Taking action to combat climate change “is the right thing to do, the conservative thing to do,” United Kingdom Foreign Secretary Philip Hammond stated last week in an address at the American Enterprise Institute (AEI), a conservative think tank based in Washington, D. C.
Hammond said that tackling climate change is consistent with conservative values—including market-based solutions and less emphasis on regulations—which he argued can help to protect the environment without damaging the economy.
“The smart thing to do is to harness the power of the market to tackle the challenges of climate change.”
“The smart thing to do is to harness the power of the market to tackle the challenges of climate change,” Hammond said in a 10 November talk timed a few weeks prior to the United Nations climate negotiations in Paris later this month. “If we don’t lead, others will decide the way forward, and their solutions may not be conservative ones. But if we do take the lead, we can ensure the global response is founded on the force of markets, the power of technology, and the institutions of capitalism.”
Choosing Prosperity and Safeguarding the Planet
The debate about how to deal with climate change has been dominated by people who opt to sacrifice economic growth and prosperity in order to meet the challenge, he said. “There are those on the left who have seen the need for action on climate change as a justification for large-scale mobilization, for a regulatory bonanza and a bigger state. If a purely regulatory approach was the answer, I have no doubt that economic growth would suffer,” he argued. “I don’t accept that we have to choose between our future prosperity and safeguarding the future of our planet. This is not a zero sum game. As conservatives, we choose both.”
Hammond contended that appropriate market mechanisms include carbon pricing, which he said is in place in the United Kingdom and in line with conservative values. “Carbon pricing corrects a market failure—that we have allowed carbon dioxide emissions to be a free good to the polluter,” he said. Accelerating the pace of innovation in green energy technologies is another winning strategy, according to Hammond.
The Economics of Climate Change
From an economic perspective, dealing with climate change can help to support the global low-carbon economy, which is already worth US$6 trillion with a 4%–5% annual growth rate, Hammond commented. He also pointed to the United Kingdom, where growth in the low-carbon sector is outpacing the economy as a whole.
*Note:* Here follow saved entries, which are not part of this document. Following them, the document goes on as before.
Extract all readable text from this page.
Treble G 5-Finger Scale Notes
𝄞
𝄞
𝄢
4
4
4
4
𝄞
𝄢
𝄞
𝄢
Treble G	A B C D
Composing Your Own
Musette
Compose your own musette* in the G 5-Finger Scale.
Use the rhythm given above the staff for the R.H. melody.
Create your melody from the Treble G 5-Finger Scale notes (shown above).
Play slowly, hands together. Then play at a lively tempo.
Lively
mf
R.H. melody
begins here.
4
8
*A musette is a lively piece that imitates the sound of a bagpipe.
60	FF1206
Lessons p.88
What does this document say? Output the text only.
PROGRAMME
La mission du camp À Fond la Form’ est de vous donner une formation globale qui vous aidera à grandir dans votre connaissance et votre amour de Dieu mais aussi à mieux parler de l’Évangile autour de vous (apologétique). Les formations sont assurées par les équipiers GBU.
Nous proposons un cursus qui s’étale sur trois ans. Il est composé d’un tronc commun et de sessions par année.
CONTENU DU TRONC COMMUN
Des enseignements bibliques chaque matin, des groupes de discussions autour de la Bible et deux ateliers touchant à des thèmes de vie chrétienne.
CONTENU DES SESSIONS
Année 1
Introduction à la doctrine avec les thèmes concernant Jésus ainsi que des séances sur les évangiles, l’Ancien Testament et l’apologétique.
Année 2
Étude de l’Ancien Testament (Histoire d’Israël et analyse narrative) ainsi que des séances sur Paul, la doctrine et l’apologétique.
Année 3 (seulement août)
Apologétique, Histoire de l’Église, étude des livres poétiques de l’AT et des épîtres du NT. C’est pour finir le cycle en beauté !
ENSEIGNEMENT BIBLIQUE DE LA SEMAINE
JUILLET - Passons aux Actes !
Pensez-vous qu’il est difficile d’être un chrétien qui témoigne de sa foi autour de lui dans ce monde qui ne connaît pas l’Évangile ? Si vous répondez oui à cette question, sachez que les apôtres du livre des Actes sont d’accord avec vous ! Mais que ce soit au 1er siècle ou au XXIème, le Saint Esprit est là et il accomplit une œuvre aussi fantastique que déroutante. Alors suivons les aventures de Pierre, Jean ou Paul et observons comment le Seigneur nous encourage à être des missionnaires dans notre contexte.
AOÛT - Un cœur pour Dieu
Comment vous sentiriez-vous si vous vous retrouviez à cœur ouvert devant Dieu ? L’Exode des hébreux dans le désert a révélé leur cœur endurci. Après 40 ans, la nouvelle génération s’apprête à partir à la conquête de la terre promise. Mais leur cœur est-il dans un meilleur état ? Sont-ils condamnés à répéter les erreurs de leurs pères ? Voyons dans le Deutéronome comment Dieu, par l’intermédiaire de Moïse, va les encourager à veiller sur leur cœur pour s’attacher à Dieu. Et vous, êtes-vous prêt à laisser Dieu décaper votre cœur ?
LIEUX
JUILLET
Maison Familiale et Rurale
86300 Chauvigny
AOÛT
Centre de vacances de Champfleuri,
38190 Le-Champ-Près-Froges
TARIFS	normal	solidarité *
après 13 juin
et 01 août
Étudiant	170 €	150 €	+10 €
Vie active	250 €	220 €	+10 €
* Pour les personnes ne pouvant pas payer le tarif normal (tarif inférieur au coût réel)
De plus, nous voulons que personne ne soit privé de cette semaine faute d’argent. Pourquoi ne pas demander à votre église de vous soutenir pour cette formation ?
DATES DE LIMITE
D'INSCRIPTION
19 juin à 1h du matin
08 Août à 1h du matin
Hammond acknowledged that action on climate change involves some hard choices and that some sectors, including coal, could be in for a difficult time.
Hammond acknowledged that action on climate change involves some hard choices and that some sectors, including coal, could be in for a difficult time. He called for careful thinking about how to manage the impact on people involved with those sectors. However, the costs of doing nothing on climate change “are potentially catastrophic,” Hammond argued, noting that inaction could lead to a significant drop in global consumption and other environmental and health costs that cannot be easily quantified in economic terms.
Hammond said that tackling climate change means taking the same type of precautionary approach that U.S. President Ronald Reagan employed in the 1980s to deal with the problem of ozone depletion.
“The evidence in favor of taking action to curb carbon emissions has been steadily mounting for decades. Uncertainty about the exact effects of climate change or the role of man’s activity in delivering it is not an excuse for inaction,” he said. “In every other facet of life, we assess the risks and where the risk of occurrence is high and the impacts are potentially catastrophic, we act to mitigate and to prevent. Our approach to climate change should be no different.”
A Market-Based Approach
In the United States, a market-based approach to tackling climate change has definite appeal, according to U.S. Department of Energy (DOE) Secretary Ernest Moniz. He was asked by Eos about Hammond’s remarks at an unrelated 13 November DOE briefing. In his view, Moniz said, “I think most of us believe ultimately that’s where we want to go.” But it requires cooperation with Congress, he added.
When President Barack Obama issued the White House Climate Action Plan in June 2013, Moniz noted, the president said, “Look, we’d love to work with Congress on this, but we can’t wait. And if Congress doesn’t want to act now, we are going to go ahead with the authorities that we have.”
In the meantime, the administration “has put together a pretty effective program, but it is sectoral by its nature,” Moniz said, noting that program includes a clean power plan and fuel standards for vehicles, among other measures. “If you really wanted to do an integrated economy-wide, market-based approach, we clearly need legislation for that.”
—Randy Showstack, Staff Writer
Citation: Showstack, R. (2015), Climate change is a conservative issue, British minister says, Eos, 96, doi:10.1029/2015EO039957. Published on 18 November 2015.